Leave your bias  outside the door

Re: Hollis column, Feb. 16

I am left-of-center — no question, and I’d be willing to explain why (from a scientific, evidentiary standpoint) to anyone who might be interested. As such, when I was reading Laura Hollis’s column in Saturday’s The Sheridan Press (”Ignorance First, destruction next”), I was offended by the writer’s own ignorance, her bias.

I am currently writing a treatise to my grandkids on what absolute, fact-driven, provable truth is; such truth does exist — and if it’s not truth, if it’s not a fact, then it is unknown, and people should respond to it with, “I don’t know,” not respond with their feelings about the matter. The biased, unprovable, opinions, Hollis presents are not true — they’re merely one person’s imperfect, flawed, unreliable perspective on things. Like most opinions, they’re not worth much.

When I was teaching at the college years ago, I was called to jury duty one semester. When we all gathered in a big room in the courthouse to be culled, attorney Carol Doughty greeted us with, “Isn’t this a great country? You can believe anything you want!” The crowd cheered in agreement. Then Doughty said, “Here, however, in this court, in this jury room, you have to leave your beliefs outside the door and consider only facts, only provable facts — evidence that can be proven, substantiated. There is no room for feelings, beliefs or opinions.”

This time the crowd didn’t cheer; in fact people met her statement with shocked silence. I personally thought it was one of the greatest moments I’d ever experienced in my lifelong quest to understand why people generally seem so little interested in what the truth is.

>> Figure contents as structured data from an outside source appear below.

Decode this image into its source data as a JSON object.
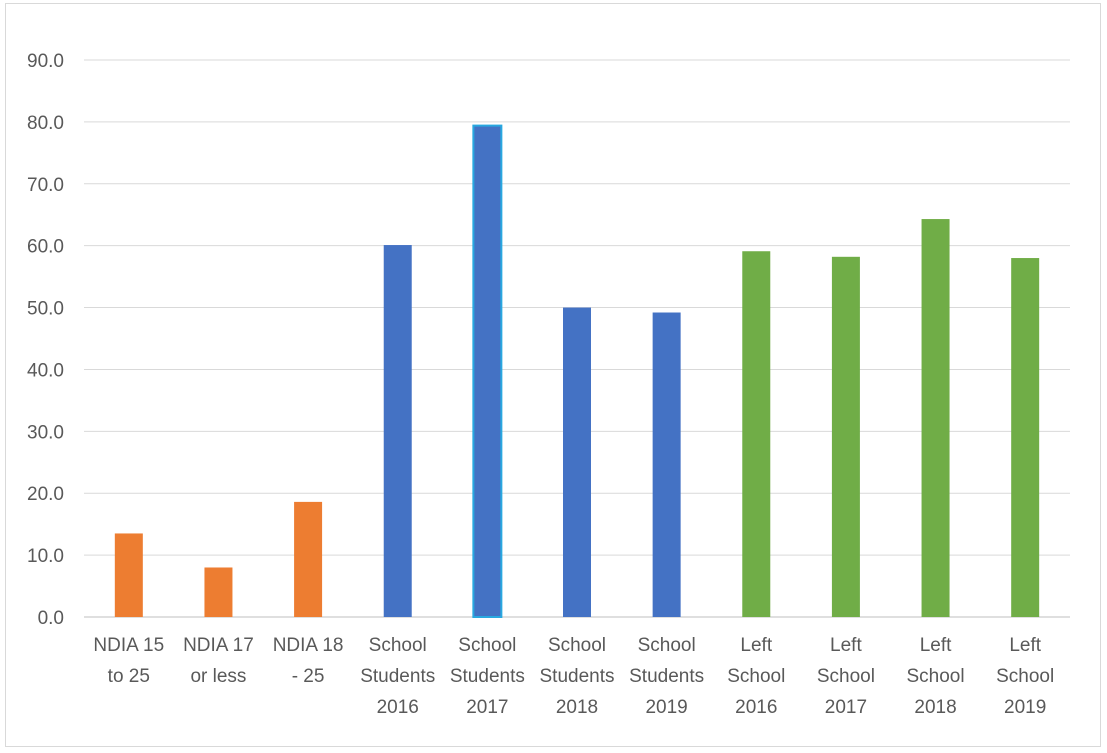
{
  "chart_data": {
    "type": "bar",
    "title": "",
    "xlabel": "",
    "ylabel": "",
    "ylim": [
      0,
      90
    ],
    "yticks": [
      "0.0",
      "10.0",
      "20.0",
      "30.0",
      "40.0",
      "50.0",
      "60.0",
      "70.0",
      "80.0",
      "90.0"
    ],
    "grid": true,
    "legend": "none",
    "categories": [
      [
        "NDIA 15",
        "to 25"
      ],
      [
        "NDIA 17",
        "or less"
      ],
      [
        "NDIA 18",
        "- 25"
      ],
      [
        "School",
        "Students",
        "2016"
      ],
      [
        "School",
        "Students",
        "2017"
      ],
      [
        "School",
        "Students",
        "2018"
      ],
      [
        "School",
        "Students",
        "2019"
      ],
      [
        "Left",
        "School",
        "2016"
      ],
      [
        "Left",
        "School",
        "2017"
      ],
      [
        "Left",
        "School",
        "2018"
      ],
      [
        "Left",
        "School",
        "2019"
      ]
    ],
    "values": [
      13.5,
      8.0,
      18.6,
      60.1,
      79.4,
      50.0,
      49.2,
      59.1,
      58.2,
      64.3,
      58.0
    ],
    "colors": [
      "#ed7d31",
      "#ed7d31",
      "#ed7d31",
      "#4472c4",
      "#4472c4",
      "#4472c4",
      "#4472c4",
      "#70ad47",
      "#70ad47",
      "#70ad47",
      "#70ad47"
    ],
    "highlight_outline": [
      false,
      false,
      false,
      false,
      true,
      false,
      false,
      false,
      false,
      false,
      false
    ],
    "highlight_color": "#29a8e0",
    "gridline_color": "#d9d9d9",
    "axis_color": "#bfbfbf"
  }
}
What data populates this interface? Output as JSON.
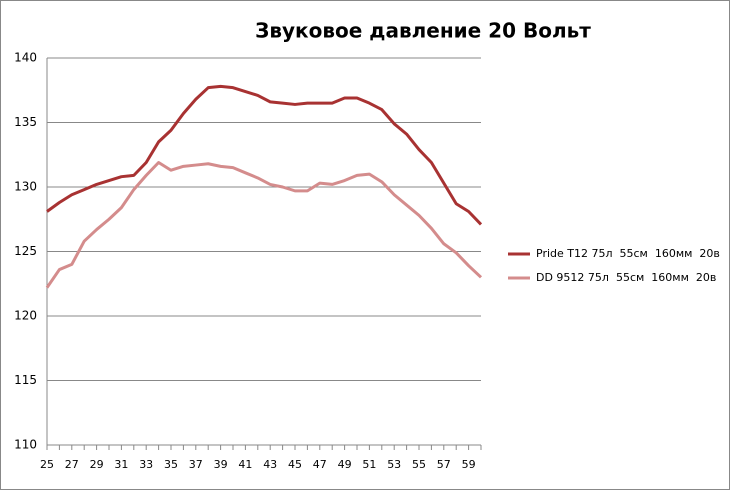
{
  "chart_data": {
    "type": "line",
    "title": "Звуковое давление 20 Вольт",
    "categories": [
      "25",
      null,
      "27",
      null,
      "29",
      null,
      "31",
      null,
      "33",
      null,
      "35",
      null,
      "37",
      null,
      "39",
      null,
      "41",
      null,
      "43",
      null,
      "45",
      null,
      "47",
      null,
      "49",
      null,
      "51",
      null,
      "53",
      null,
      "55",
      null,
      "57",
      null,
      "59",
      null
    ],
    "series": [
      {
        "name": "Pride T12 75л  55см  160мм  20в",
        "color": "#a83232",
        "values": [
          128.1,
          128.8,
          129.4,
          129.8,
          130.2,
          130.5,
          130.8,
          130.9,
          131.9,
          133.5,
          134.4,
          135.7,
          136.8,
          137.7,
          137.8,
          137.7,
          137.4,
          137.1,
          136.6,
          136.5,
          136.4,
          136.5,
          136.5,
          136.5,
          136.9,
          136.9,
          136.5,
          136.0,
          134.9,
          134.1,
          132.9,
          131.9,
          130.3,
          128.7,
          128.1,
          127.1
        ]
      },
      {
        "name": "DD 9512 75л  55см  160мм  20в",
        "color": "#d48c8c",
        "values": [
          122.2,
          123.6,
          124.0,
          125.8,
          126.7,
          127.5,
          128.4,
          129.8,
          130.9,
          131.9,
          131.3,
          131.6,
          131.7,
          131.8,
          131.6,
          131.5,
          131.1,
          130.7,
          130.2,
          130.0,
          129.7,
          129.7,
          130.3,
          130.2,
          130.5,
          130.9,
          131.0,
          130.4,
          129.4,
          128.6,
          127.8,
          126.8,
          125.6,
          124.9,
          123.9,
          123.0
        ]
      }
    ],
    "ylim": [
      110,
      140
    ],
    "yticks": [
      110,
      115,
      120,
      125,
      130,
      135,
      140
    ],
    "grid": true,
    "legend": "right"
  }
}
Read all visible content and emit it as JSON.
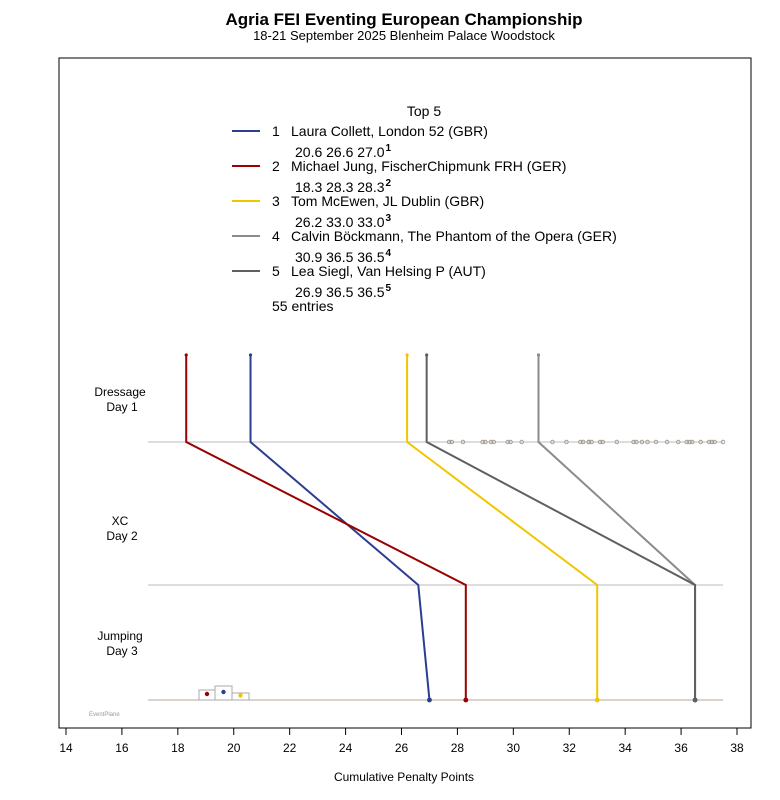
{
  "chart_data": {
    "type": "line",
    "title": "Agria FEI Eventing European Championship",
    "subtitle": "18-21 September 2025 Blenheim Palace  Woodstock",
    "xlabel": "Cumulative Penalty Points",
    "xlim": [
      14,
      38
    ],
    "xticks": [
      "14",
      "16",
      "18",
      "20",
      "22",
      "24",
      "26",
      "28",
      "30",
      "32",
      "34",
      "36",
      "38"
    ],
    "phases": [
      {
        "name": "Dressage",
        "day": "Day 1"
      },
      {
        "name": "XC",
        "day": "Day 2"
      },
      {
        "name": "Jumping",
        "day": "Day 3"
      }
    ],
    "legend_title": "Top 5",
    "entries_text": "55 entries",
    "series": [
      {
        "rank": "1",
        "name": "Laura Collett,  London 52  (GBR)",
        "values": [
          20.6,
          26.6,
          27.0
        ],
        "scores_text": "20.6  26.6  27.0",
        "color": "#2b3e92"
      },
      {
        "rank": "2",
        "name": "Michael Jung,  FischerChipmunk FRH  (GER)",
        "values": [
          18.3,
          28.3,
          28.3
        ],
        "scores_text": "18.3  28.3  28.3",
        "color": "#990000"
      },
      {
        "rank": "3",
        "name": "Tom McEwen,  JL Dublin  (GBR)",
        "values": [
          26.2,
          33.0,
          33.0
        ],
        "scores_text": "26.2  33.0  33.0",
        "color": "#f2c500"
      },
      {
        "rank": "4",
        "name": "Calvin Böckmann,  The Phantom of the Opera  (GER)",
        "values": [
          30.9,
          36.5,
          36.5
        ],
        "scores_text": "30.9  36.5  36.5",
        "color": "#8c8c8c"
      },
      {
        "rank": "5",
        "name": "Lea Siegl,  Van Helsing P  (AUT)",
        "values": [
          26.9,
          36.5,
          36.5
        ],
        "scores_text": "26.9  36.5  36.5",
        "color": "#5f5f5f"
      }
    ],
    "other_dressage_scores": [
      27.7,
      27.8,
      28.2,
      28.9,
      29.0,
      29.2,
      29.3,
      29.8,
      29.9,
      30.3,
      31.4,
      31.9,
      32.4,
      32.5,
      32.7,
      32.7,
      32.8,
      33.1,
      33.2,
      33.7,
      34.3,
      34.4,
      34.6,
      34.8,
      35.1,
      35.5,
      35.9,
      36.2,
      36.3,
      36.4,
      36.7,
      37.0,
      37.1,
      37.2,
      37.5
    ],
    "watermark": "EventPlane",
    "grid": false,
    "legend_position": "top"
  }
}
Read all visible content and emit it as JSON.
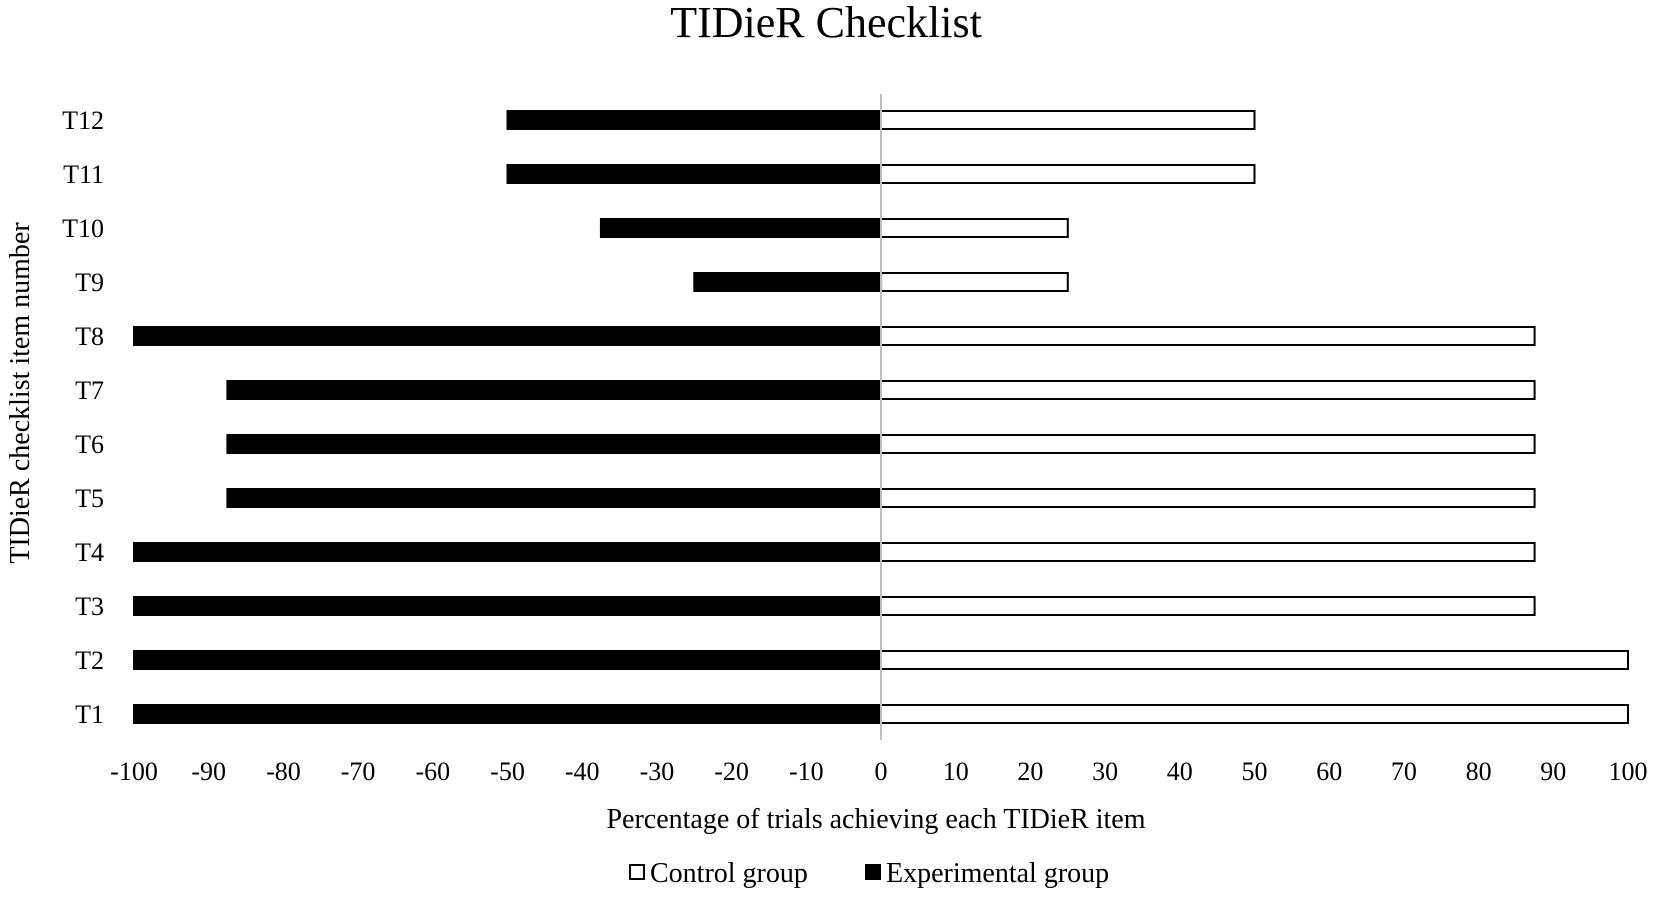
{
  "chart_data": {
    "type": "bar",
    "orientation": "horizontal",
    "title": "TIDieR Checklist",
    "xlabel": "Percentage of trials achieving each TIDieR item",
    "ylabel": "TIDieR checklist item number",
    "categories": [
      "T1",
      "T2",
      "T3",
      "T4",
      "T5",
      "T6",
      "T7",
      "T8",
      "T9",
      "T10",
      "T11",
      "T12"
    ],
    "xlim": [
      -100,
      100
    ],
    "xticks": [
      -100,
      -90,
      -80,
      -70,
      -60,
      -50,
      -40,
      -30,
      -20,
      -10,
      0,
      10,
      20,
      30,
      40,
      50,
      60,
      70,
      80,
      90,
      100
    ],
    "grid": false,
    "legend_position": "bottom",
    "series": [
      {
        "name": "Control group",
        "values": [
          100,
          100,
          87.5,
          87.5,
          87.5,
          87.5,
          87.5,
          87.5,
          25,
          25,
          50,
          50
        ],
        "color": "#ffffff",
        "stroke": "#000000"
      },
      {
        "name": "Experimental group",
        "values": [
          -100,
          -100,
          -100,
          -100,
          -87.5,
          -87.5,
          -87.5,
          -100,
          -25,
          -37.5,
          -50,
          -50
        ],
        "color": "#000000",
        "stroke": "#000000"
      }
    ]
  }
}
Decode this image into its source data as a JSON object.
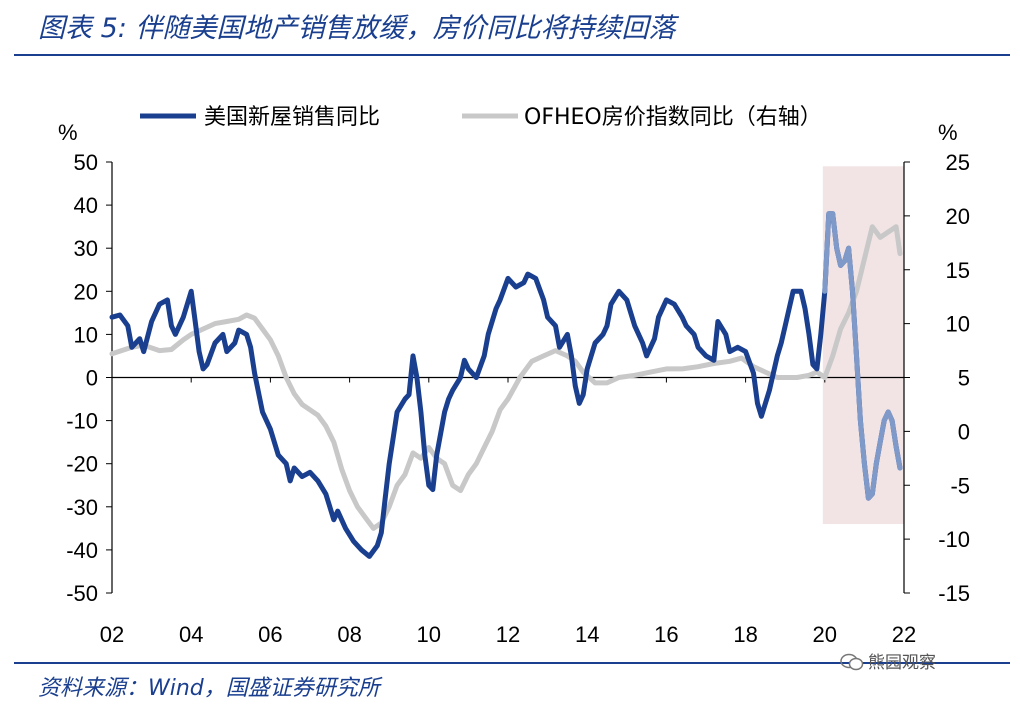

I’ve always remembered Doughty’s great little lesson and cite it every chance I get. It is central to a perspective that if people relied only on truth, what they could prove, there would no longer be a need for “Opinion Pages.” People would (have to) deal only with the truth. Reading Hollis’ bias angered me, and I do not like to look at the world angrily. I suggest people consider giving up their beliefs and opinion — or at least setting them outside the door as much as possible in their everyday dealings with reality. It’s worth a try and will definitely end tons of disputes.